I found an interesting post "Algorithm Performance in Academic Papers and Practice" by fellow security blogger Steve Burnett on the SecurityBloggersNetwork.
Steve questions whether theoretical performance gains, often given based on big O notation, can really be realized in practice. He claims they often can not.
I tend to agree to his point, at least in broad terms. One must first remind oneself that big O notation is quite coarse, it tells you about the potential extremes. In practice, however, these extreme cases may routinely never hit. Even further, I think it depends very much on what the algorithm in question is actually doing. If it is "just" doing calculations on its own, theoretical performance benefits can much better be predicted than if there is any external reference.
The obvious case is code that needs to do some library or operating system calls inside the algorithm. A good example is the performance optimization I and David Lang did on rsyslog in fall of 2008. Here, and I have to admit partly to my surprise, it turned out that optimizing rsyslog algorithms actually had almost no effect in boosting the daemon's performance. Why? Simply because a hand full of system calls, many time-related, used up the majority of execution time. So rather than optimizing the algorithms used, we optimized out OS calls and that had a very big effect (and even after that initial optimization, there is still much room for improvement just by looking at the APIs). Of course, this is an extreme sample, because usual syslog server processing is not at all computational and the frequent context switches themselves are performance intense. The picture for a graphics application is probably totally different.

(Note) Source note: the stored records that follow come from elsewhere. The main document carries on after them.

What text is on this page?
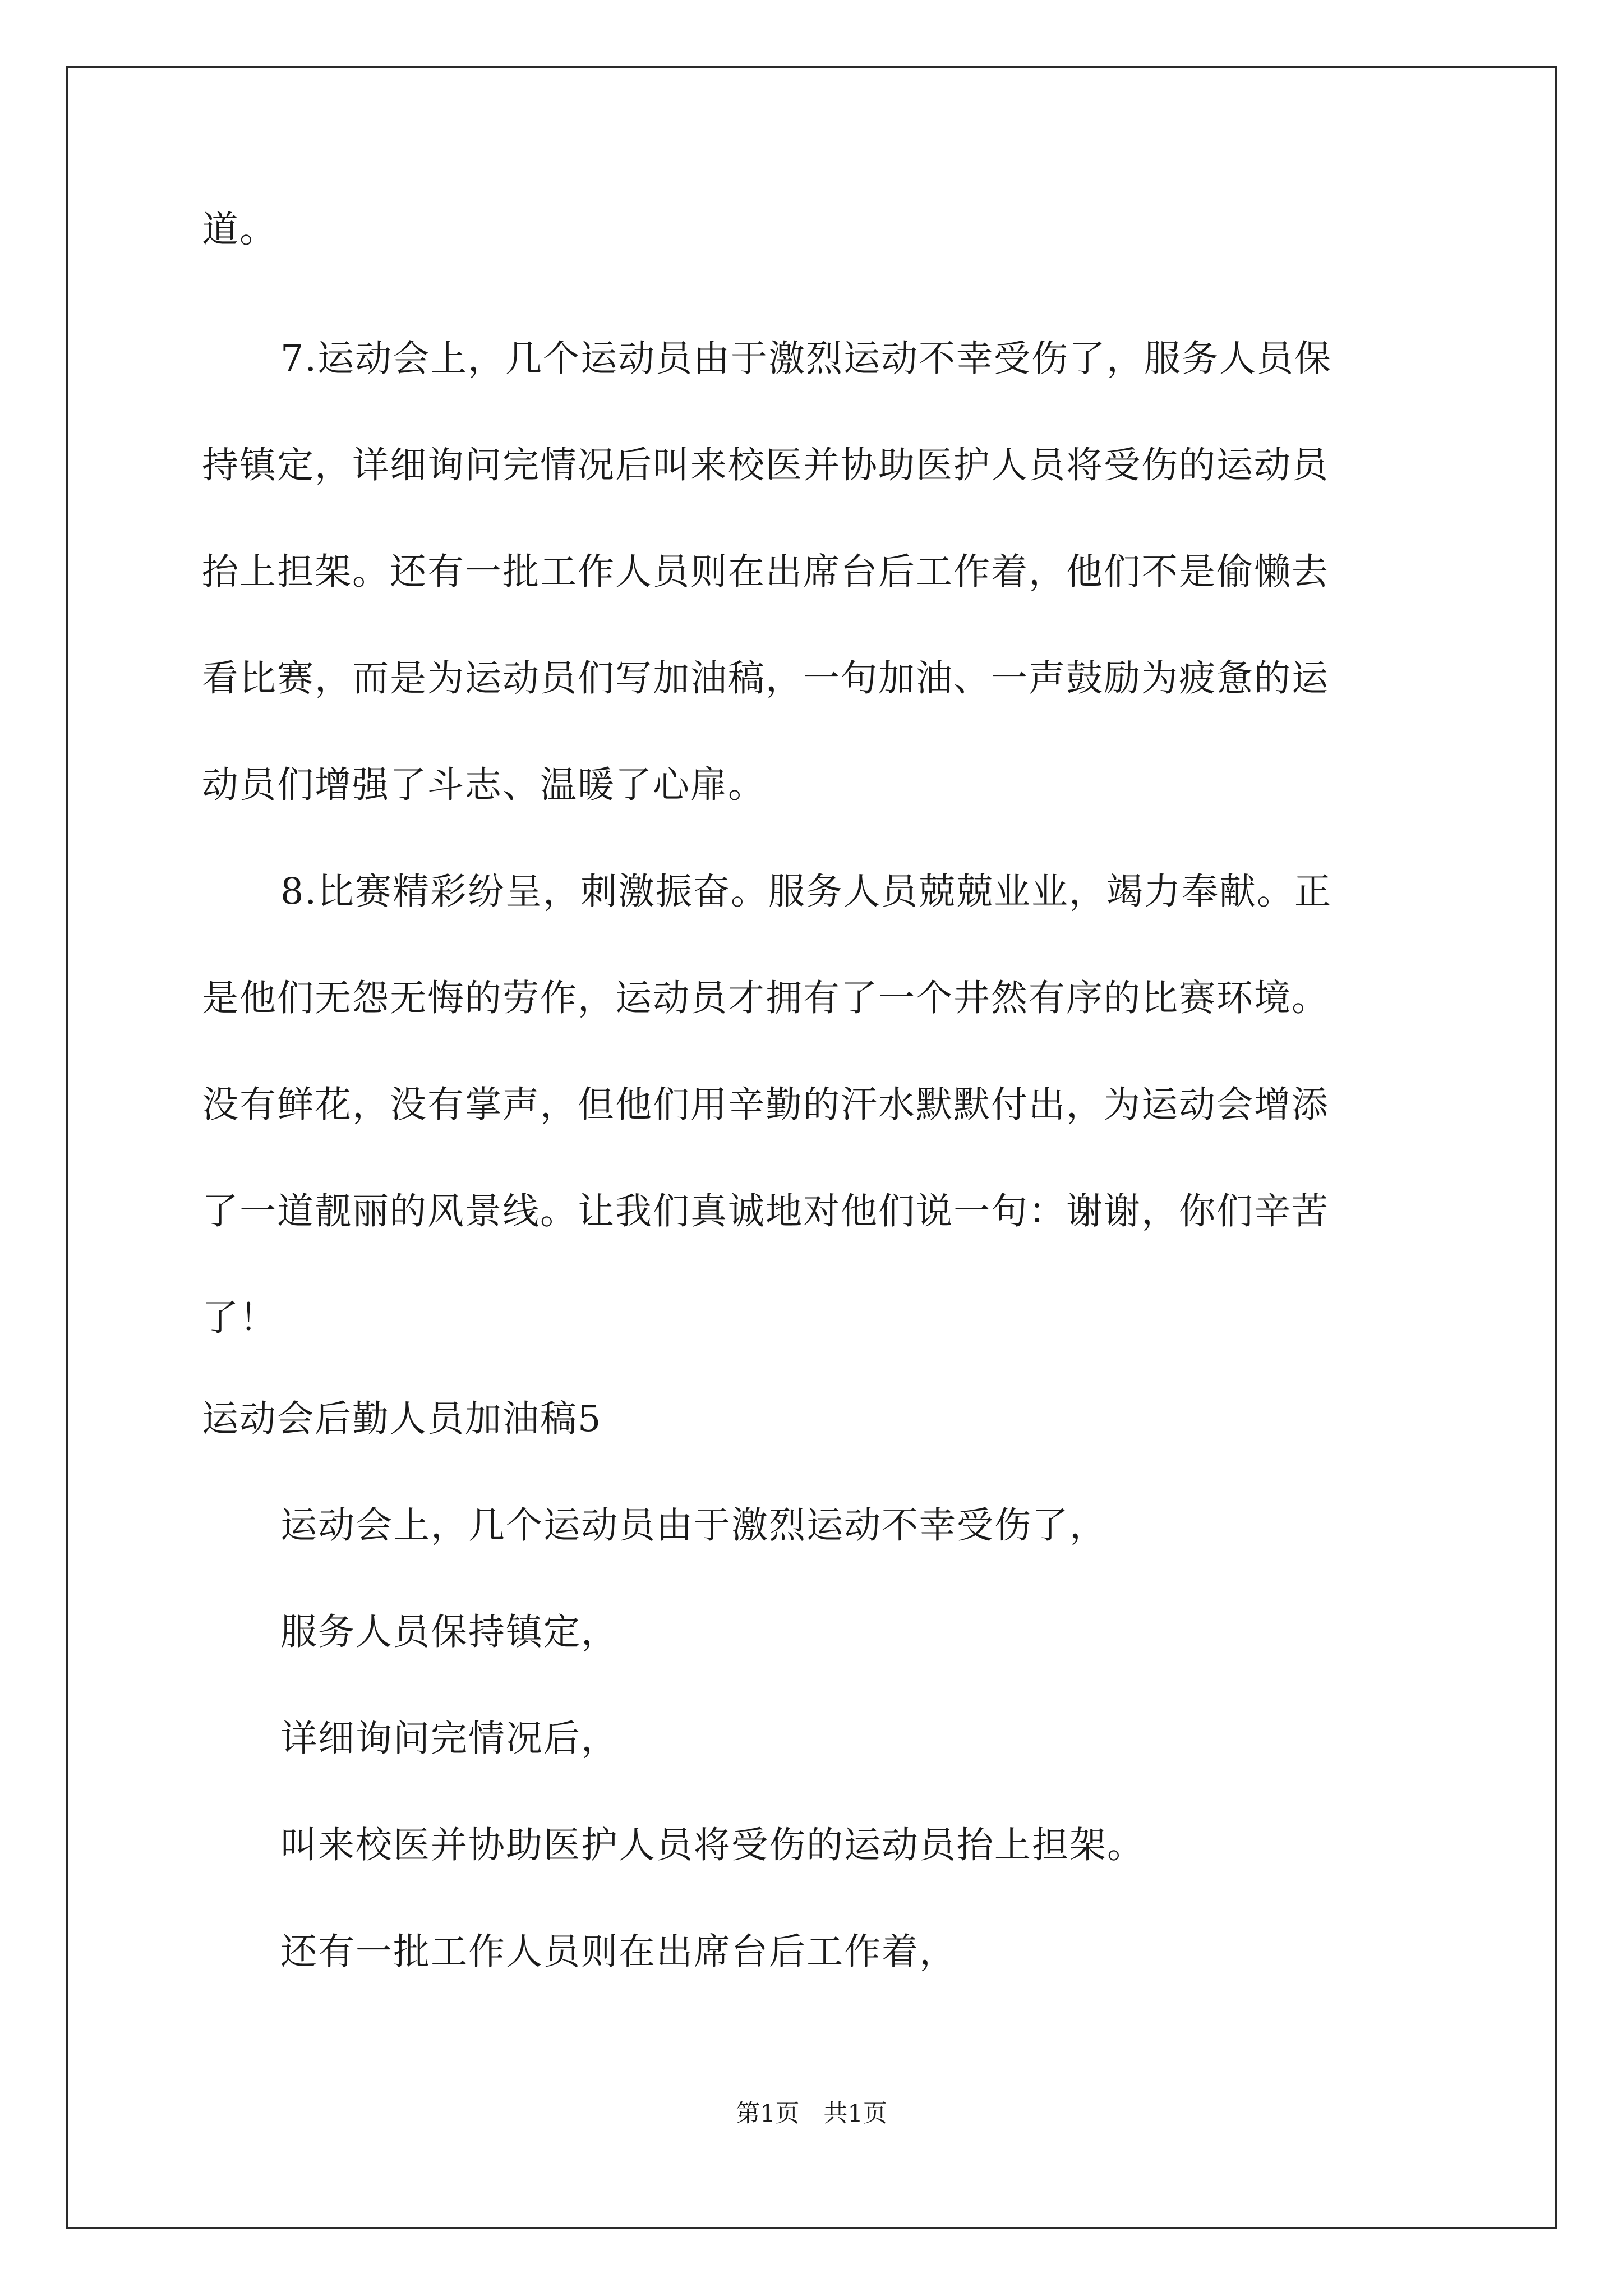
道。
7.运动会上，几个运动员由于激烈运动不幸受伤了，服务人员保
持镇定，详细询问完情况后叫来校医并协助医护人员将受伤的运动员
抬上担架。还有一批工作人员则在出席台后工作着，他们不是偷懒去
看比赛，而是为运动员们写加油稿，一句加油、一声鼓励为疲惫的运
动员们增强了斗志、温暖了心扉。
8.比赛精彩纷呈，刺激振奋。服务人员兢兢业业，竭力奉献。正
是他们无怨无悔的劳作，运动员才拥有了一个井然有序的比赛环境。
没有鲜花，没有掌声，但他们用辛勤的汗水默默付出，为运动会增添
了一道靓丽的风景线。让我们真诚地对他们说一句：谢谢，你们辛苦
了！
运动会后勤人员加油稿5
运动会上，几个运动员由于激烈运动不幸受伤了，
服务人员保持镇定，
详细询问完情况后，
叫来校医并协助医护人员将受伤的运动员抬上担架。
还有一批工作人员则在出席台后工作着，
第1页　共1页
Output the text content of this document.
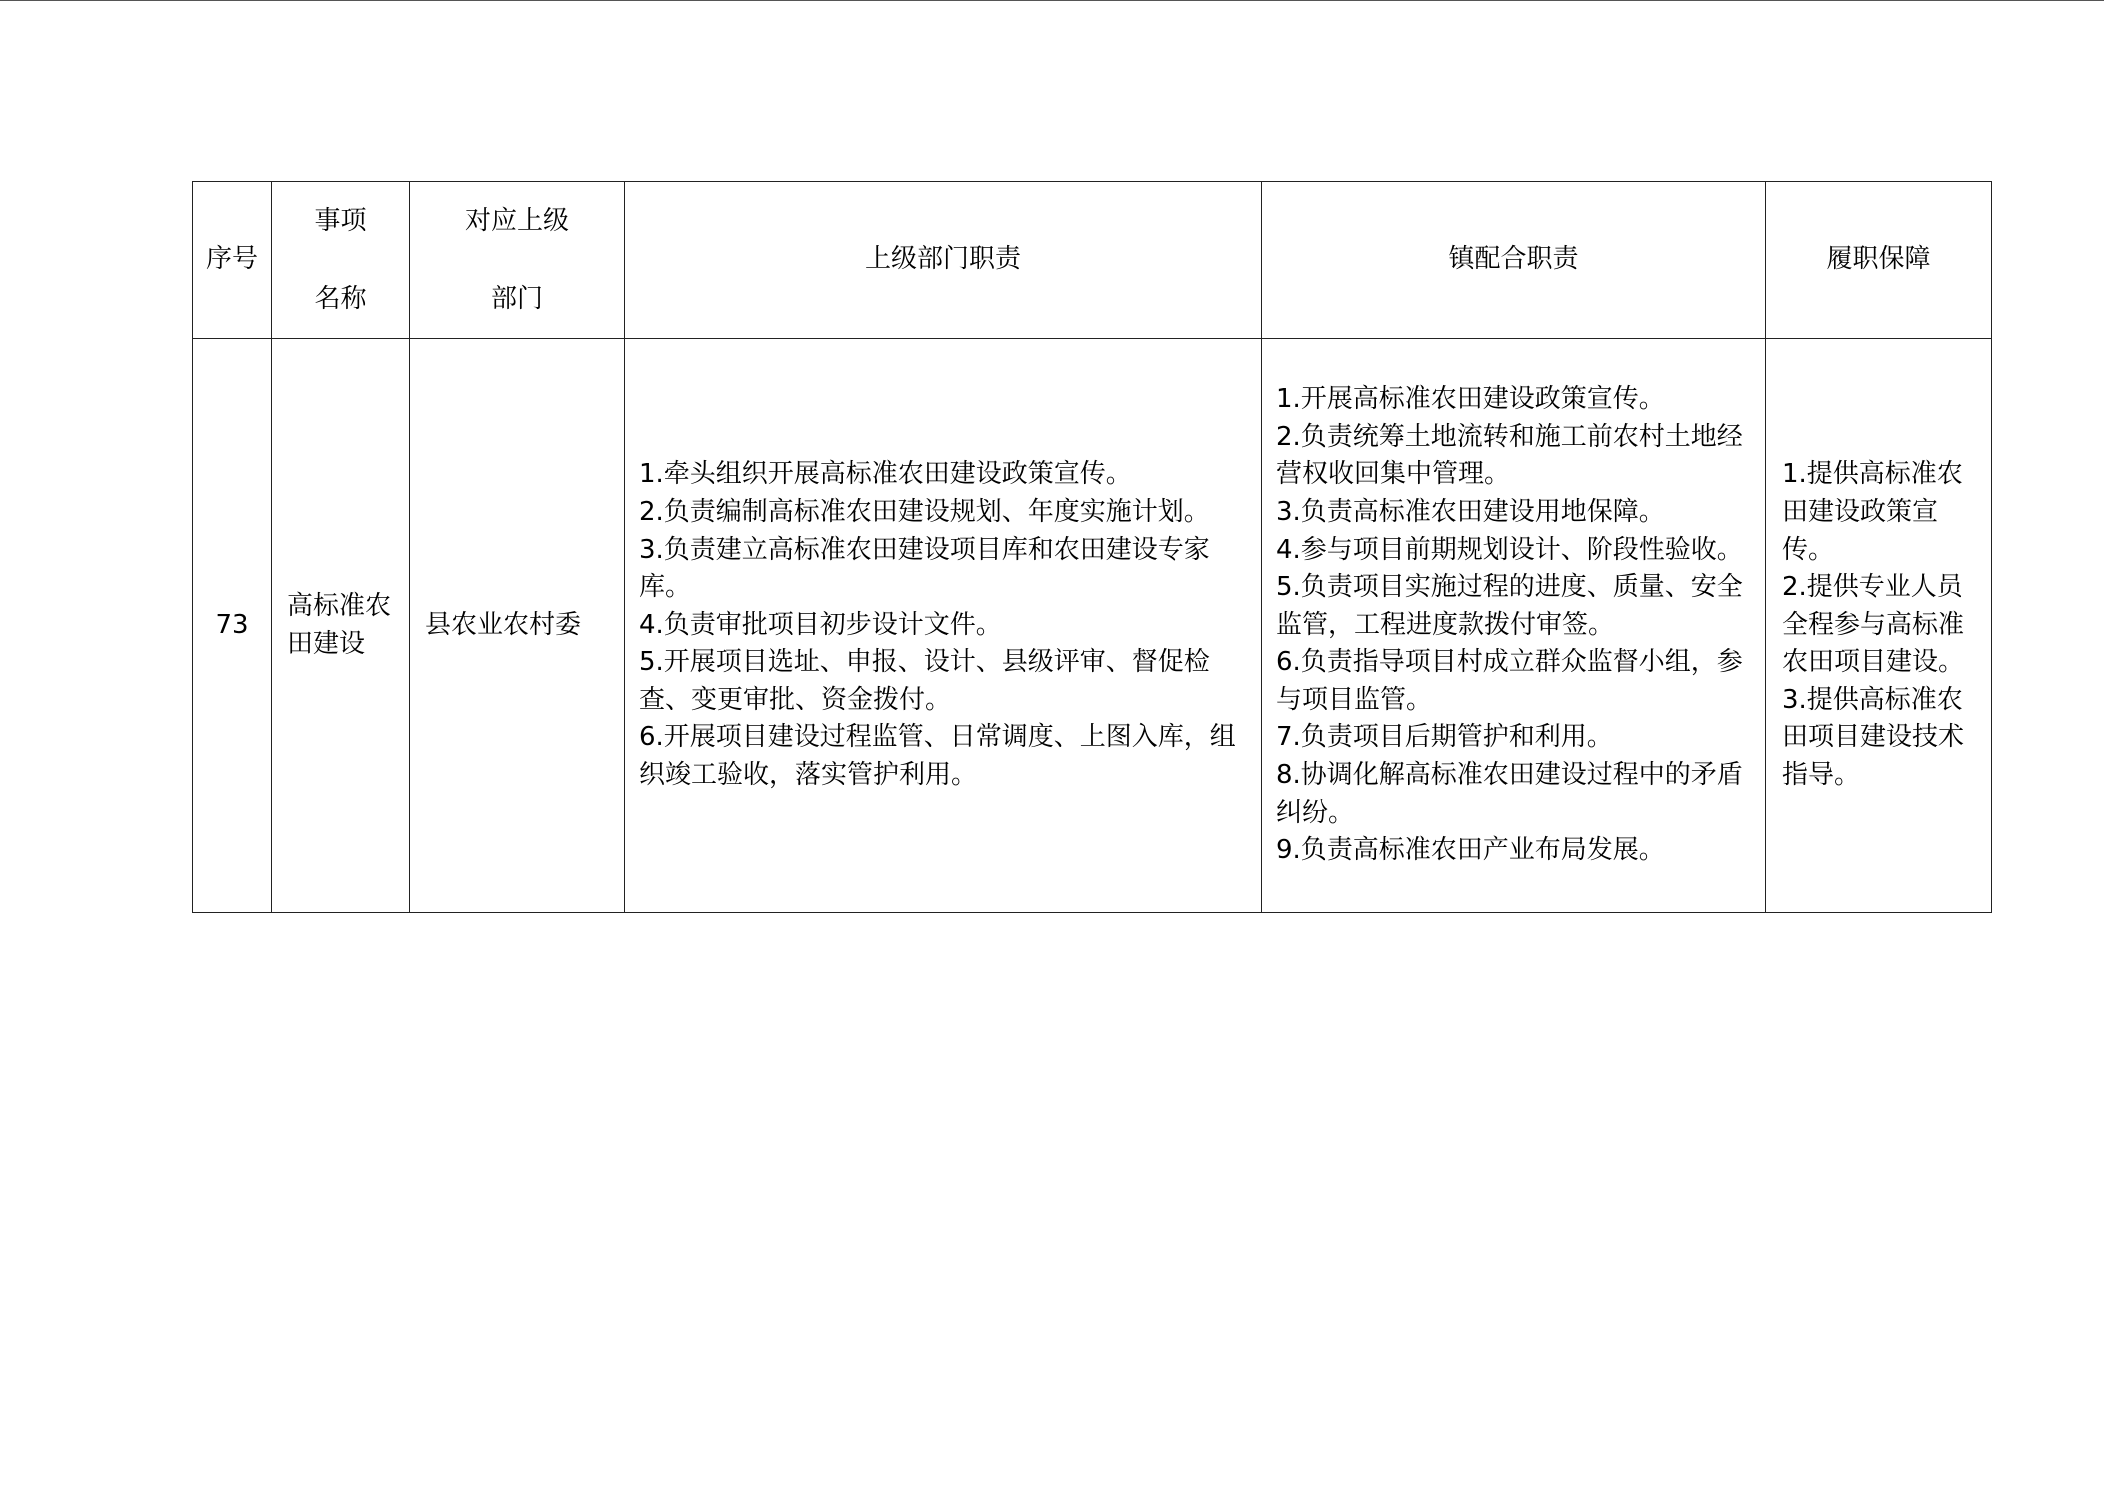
序号
事项
名称
对应上级
部门
上级部门职责	镇配合职责	履职保障
73
高标准农田建设
县农业农村委
1.牵头组织开展高标准农田建设政策宣传。
2.负责编制高标准农田建设规划、年度实施计划。
3.负责建立高标准农田建设项目库和农田建设专家库。
4.负责审批项目初步设计文件。
5.开展项目选址、申报、设计、县级评审、督促检查、变更审批、资金拨付。
6.开展项目建设过程监管、日常调度、上图入库，组织竣工验收，落实管护利用。
1.开展高标准农田建设政策宣传。
2.负责统筹土地流转和施工前农村土地经营权收回集中管理。
3.负责高标准农田建设用地保障。
4.参与项目前期规划设计、阶段性验收。
5.负责项目实施过程的进度、质量、安全监管，工程进度款拨付审签。
6.负责指导项目村成立群众监督小组，参与项目监管。
7.负责项目后期管护和利用。
8.协调化解高标准农田建设过程中的矛盾纠纷。
9.负责高标准农田产业布局发展。
1.提供高标准农田建设政策宣传。
2.提供专业人员全程参与高标准农田项目建设。
3.提供高标准农田项目建设技术指导。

However, many less obvious cases exist, and I guess lots of them have to do with the fact that multiple processes and/or thread are executed. So resources are shared. On such a system, for example, theoretical performance gains may be lost due to task switches which purge vital data off the CPU cache. Even worse, a theoretically optimized algorithm may require additional main memory, which may, in practice, force cache purges because the cache size now is insufficient. Funny, eh?
Wrap-up: big O notation is useful, but for practical needs, it needs to be taken with a grain of salt. For real world deployments, actual performance testing is quite important. And as a side-note, test results on a dedicated system may be quite different from practical performance on a system where other things are also executed...